Alicia: Yes. That, too. But Gadget has to make her own choices, as do we all. Speaking of choices, I have chosen your punishment.
Grace & Widget: Uh-oh!
Alicia: Follow me.
They follow the Provost to her office as condemned prisoners would follow the warden to the gas chamber. Alicia picks up a thick, mouse-sized book.

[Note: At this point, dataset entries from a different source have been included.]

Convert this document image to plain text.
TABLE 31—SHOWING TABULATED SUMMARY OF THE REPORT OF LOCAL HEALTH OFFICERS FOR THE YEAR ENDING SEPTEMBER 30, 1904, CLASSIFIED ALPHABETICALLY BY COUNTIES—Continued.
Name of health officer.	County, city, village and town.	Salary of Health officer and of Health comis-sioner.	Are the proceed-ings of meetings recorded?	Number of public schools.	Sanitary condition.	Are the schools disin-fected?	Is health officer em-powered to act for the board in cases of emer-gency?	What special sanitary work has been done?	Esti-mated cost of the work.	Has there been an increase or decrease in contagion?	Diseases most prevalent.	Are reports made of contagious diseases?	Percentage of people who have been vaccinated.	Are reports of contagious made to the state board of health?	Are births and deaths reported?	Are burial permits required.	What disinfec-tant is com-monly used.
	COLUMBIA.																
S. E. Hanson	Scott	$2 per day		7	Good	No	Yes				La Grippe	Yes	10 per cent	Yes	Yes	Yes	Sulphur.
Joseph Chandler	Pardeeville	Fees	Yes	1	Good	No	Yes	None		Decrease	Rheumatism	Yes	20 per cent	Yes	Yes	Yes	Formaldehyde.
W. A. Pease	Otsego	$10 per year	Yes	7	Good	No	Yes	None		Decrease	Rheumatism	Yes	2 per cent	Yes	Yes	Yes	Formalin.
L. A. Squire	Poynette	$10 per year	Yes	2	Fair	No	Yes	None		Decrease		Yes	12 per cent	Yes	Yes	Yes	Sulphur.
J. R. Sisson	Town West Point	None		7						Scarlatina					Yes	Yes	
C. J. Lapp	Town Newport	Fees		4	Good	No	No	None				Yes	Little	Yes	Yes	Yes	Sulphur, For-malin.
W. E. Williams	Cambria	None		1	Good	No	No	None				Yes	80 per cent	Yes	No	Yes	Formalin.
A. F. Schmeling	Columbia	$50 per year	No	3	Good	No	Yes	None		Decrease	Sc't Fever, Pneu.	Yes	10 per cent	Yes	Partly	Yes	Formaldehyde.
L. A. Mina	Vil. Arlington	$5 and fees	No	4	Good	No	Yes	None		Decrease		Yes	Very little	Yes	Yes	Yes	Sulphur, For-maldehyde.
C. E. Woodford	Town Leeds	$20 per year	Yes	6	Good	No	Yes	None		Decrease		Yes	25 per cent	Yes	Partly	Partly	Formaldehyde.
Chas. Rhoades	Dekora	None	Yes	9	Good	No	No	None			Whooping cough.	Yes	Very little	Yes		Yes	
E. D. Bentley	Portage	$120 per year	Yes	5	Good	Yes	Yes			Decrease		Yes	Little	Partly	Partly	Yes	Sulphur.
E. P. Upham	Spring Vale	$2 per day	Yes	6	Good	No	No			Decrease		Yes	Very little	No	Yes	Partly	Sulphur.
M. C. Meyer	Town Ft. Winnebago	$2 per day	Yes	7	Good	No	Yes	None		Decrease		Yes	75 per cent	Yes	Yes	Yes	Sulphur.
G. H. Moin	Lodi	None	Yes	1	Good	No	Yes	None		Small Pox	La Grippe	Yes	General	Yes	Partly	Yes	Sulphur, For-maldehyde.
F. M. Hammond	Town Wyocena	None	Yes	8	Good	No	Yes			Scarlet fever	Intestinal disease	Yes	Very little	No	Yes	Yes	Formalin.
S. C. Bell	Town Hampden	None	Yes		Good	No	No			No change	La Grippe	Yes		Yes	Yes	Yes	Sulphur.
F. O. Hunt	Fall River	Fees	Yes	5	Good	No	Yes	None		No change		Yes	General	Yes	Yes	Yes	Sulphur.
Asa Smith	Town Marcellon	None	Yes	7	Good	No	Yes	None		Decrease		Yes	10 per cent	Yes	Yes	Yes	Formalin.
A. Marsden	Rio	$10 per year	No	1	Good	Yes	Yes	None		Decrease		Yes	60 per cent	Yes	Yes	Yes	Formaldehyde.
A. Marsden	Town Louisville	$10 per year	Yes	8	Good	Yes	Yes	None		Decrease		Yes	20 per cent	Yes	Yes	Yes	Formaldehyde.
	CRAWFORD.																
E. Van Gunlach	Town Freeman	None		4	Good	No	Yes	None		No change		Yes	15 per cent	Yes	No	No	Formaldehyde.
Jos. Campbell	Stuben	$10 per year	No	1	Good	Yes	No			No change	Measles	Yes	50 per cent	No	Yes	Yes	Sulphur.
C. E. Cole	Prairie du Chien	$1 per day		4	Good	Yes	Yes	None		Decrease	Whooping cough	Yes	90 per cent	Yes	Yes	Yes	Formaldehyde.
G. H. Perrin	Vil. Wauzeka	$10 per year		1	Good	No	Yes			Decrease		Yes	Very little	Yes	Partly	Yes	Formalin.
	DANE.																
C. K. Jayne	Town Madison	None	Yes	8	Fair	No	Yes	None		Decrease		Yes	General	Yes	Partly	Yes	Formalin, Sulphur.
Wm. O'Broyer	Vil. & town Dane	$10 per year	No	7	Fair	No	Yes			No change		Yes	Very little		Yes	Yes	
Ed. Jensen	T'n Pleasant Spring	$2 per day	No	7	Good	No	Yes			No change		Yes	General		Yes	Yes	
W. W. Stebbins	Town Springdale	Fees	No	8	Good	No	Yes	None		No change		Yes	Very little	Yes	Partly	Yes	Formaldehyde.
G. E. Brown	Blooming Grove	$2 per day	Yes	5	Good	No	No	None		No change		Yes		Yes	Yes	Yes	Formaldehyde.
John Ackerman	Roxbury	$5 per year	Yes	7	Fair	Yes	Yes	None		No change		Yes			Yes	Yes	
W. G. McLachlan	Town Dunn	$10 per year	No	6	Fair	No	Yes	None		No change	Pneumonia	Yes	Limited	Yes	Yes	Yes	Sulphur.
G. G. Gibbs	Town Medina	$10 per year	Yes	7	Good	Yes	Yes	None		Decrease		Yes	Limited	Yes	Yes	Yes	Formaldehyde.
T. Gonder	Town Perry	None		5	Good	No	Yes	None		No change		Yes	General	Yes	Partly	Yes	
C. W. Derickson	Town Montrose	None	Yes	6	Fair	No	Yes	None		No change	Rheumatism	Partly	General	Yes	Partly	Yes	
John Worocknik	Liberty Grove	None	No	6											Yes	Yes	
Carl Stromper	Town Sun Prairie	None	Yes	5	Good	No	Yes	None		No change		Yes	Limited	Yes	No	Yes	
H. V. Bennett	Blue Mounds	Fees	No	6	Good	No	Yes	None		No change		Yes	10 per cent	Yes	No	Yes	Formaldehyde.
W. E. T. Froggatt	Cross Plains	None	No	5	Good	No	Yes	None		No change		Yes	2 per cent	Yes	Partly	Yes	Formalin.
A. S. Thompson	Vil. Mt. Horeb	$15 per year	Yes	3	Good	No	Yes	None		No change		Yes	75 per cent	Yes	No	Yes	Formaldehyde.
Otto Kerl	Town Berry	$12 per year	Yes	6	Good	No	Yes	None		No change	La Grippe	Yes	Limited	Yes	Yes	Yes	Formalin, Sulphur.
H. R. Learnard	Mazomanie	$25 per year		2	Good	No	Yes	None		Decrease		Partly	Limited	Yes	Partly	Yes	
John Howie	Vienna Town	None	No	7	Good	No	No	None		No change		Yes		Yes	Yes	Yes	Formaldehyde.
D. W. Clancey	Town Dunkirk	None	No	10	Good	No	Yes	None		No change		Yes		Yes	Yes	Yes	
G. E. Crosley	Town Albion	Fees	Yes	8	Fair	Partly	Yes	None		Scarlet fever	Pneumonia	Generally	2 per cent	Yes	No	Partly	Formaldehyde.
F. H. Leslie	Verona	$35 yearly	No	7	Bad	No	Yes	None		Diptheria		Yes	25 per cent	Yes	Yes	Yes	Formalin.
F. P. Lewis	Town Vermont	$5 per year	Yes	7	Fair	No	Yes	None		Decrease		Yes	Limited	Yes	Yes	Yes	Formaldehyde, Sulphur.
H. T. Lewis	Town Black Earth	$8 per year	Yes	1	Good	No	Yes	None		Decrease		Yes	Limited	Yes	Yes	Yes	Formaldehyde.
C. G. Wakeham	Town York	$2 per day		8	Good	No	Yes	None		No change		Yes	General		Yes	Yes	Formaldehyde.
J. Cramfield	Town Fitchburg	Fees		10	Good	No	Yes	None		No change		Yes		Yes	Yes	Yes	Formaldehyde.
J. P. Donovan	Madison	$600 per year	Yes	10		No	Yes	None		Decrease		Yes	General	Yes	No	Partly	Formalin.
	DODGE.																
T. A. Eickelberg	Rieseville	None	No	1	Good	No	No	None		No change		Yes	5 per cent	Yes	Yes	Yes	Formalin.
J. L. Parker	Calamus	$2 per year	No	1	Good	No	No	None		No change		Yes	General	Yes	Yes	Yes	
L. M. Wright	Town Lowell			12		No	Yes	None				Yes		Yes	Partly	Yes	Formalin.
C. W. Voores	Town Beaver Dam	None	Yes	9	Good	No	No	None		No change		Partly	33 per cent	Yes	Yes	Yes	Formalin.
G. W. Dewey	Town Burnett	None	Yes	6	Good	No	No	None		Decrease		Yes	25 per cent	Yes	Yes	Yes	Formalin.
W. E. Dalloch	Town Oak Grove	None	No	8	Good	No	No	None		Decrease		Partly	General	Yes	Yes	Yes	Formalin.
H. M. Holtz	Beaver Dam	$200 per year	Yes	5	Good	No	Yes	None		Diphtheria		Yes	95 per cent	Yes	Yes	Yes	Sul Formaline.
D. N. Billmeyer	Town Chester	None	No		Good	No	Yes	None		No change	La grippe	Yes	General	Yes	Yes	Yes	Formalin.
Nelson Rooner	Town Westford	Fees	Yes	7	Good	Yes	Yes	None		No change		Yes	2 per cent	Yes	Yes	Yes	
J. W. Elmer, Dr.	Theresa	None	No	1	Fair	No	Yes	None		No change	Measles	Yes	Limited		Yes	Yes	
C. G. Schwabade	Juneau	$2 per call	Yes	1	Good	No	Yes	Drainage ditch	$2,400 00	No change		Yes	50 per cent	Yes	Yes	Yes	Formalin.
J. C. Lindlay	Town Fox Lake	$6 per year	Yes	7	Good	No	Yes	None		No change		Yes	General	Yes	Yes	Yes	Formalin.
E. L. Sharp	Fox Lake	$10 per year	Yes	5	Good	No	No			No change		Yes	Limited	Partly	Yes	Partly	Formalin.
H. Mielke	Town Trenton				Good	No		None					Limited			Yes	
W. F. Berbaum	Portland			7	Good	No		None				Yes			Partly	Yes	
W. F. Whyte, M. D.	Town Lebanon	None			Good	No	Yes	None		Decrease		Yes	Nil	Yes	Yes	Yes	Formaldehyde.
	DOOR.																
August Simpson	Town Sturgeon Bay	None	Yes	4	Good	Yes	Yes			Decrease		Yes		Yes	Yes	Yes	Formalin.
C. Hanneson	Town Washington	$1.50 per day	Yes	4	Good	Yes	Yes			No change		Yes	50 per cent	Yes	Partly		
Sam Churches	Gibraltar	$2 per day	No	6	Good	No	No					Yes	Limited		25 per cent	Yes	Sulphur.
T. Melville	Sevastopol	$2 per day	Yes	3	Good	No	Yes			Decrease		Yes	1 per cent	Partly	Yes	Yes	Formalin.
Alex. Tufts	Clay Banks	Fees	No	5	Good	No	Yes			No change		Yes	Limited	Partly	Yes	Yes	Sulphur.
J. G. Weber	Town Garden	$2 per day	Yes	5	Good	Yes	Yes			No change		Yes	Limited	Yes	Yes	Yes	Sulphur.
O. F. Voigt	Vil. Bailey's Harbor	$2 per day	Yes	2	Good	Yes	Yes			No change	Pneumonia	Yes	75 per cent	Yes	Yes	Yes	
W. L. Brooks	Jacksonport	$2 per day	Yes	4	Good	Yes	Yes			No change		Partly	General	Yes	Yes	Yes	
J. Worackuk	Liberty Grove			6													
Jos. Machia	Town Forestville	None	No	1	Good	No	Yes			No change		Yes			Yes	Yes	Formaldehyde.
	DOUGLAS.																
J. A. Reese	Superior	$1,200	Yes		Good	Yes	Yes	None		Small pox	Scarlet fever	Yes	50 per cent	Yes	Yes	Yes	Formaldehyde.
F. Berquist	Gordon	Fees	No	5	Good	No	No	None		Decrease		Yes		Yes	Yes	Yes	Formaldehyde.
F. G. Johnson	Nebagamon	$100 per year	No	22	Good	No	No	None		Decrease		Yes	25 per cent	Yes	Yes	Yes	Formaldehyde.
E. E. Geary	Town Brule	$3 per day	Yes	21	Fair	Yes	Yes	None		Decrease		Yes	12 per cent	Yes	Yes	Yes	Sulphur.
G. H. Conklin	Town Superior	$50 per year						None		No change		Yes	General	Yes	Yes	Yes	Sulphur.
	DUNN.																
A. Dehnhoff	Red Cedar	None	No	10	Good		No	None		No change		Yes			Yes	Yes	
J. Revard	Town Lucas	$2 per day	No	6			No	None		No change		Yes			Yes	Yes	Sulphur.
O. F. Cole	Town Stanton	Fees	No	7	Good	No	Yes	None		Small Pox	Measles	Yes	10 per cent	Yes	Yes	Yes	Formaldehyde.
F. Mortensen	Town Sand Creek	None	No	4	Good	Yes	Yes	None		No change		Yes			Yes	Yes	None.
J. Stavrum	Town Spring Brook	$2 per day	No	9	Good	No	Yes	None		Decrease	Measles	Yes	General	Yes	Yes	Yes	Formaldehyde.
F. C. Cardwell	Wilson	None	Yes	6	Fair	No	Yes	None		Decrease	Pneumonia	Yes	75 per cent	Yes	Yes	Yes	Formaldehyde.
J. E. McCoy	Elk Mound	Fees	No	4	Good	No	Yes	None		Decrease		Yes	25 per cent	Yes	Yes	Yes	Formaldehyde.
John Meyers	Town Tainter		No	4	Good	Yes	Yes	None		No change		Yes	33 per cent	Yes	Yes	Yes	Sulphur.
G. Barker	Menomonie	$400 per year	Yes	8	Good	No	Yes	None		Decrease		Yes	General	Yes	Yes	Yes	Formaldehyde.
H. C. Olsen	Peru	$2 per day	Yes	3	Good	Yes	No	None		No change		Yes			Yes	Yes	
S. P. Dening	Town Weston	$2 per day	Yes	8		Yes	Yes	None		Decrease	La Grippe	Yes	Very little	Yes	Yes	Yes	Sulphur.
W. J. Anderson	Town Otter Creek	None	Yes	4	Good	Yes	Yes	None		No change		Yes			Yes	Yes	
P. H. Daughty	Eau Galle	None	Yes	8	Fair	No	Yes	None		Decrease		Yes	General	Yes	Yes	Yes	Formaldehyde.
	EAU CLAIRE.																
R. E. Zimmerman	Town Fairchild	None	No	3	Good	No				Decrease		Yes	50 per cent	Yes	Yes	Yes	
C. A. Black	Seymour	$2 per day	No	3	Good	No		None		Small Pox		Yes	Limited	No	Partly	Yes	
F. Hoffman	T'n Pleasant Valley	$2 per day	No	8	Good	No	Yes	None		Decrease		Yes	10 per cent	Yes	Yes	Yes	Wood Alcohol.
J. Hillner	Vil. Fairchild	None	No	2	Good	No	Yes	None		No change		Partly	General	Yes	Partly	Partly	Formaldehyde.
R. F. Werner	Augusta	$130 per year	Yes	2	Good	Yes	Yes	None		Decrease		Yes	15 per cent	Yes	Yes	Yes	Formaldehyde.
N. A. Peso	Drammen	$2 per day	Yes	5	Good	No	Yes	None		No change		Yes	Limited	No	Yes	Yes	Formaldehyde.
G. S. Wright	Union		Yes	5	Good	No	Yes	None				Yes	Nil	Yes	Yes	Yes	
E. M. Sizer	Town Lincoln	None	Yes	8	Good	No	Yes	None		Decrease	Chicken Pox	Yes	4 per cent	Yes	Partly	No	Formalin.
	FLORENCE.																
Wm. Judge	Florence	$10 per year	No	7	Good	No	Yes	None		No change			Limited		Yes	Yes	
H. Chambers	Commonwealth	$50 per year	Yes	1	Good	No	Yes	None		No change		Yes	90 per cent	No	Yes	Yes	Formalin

Alicia: Your punishment is as follows: you will read this entire book and write a report on it that should be at least 10 pages in length. I do not want merely a summary. I want you to include your opinions and interpretations of the ideas presented within this work. Grace, there is a copy available on-line, as a Web document, if you prefer to read the electronic edition instead.
As she presents the book to Widget, the camera zooms in on the book. We can see the title: "Discourses on Temporal Travel" and the author: "Gadget Hackwrench".
Disclaimer: Chip 'N' Dale: Rescue Rangers, Gadget Hackwrench, Monterey Jack, etc. and all associated characters are the property of Disney. Alicia H. Fireshear, Grace Gigabyte, Widget Bernouli, and the Hackwrench Institute came from my active imagination and are all my fault. Please read, copy, print, or burn freely. Just don't alter it and claim it as your own work, okay?
Author's note: Part 1 was written with TAOGH guidelines in mind. (Hence the script format.) I deliberately left a few things vague (the identity of the blue-eyed chipmunk, for instance) so that readers are free to speculate. Have fun, guys 'n' gals! ;).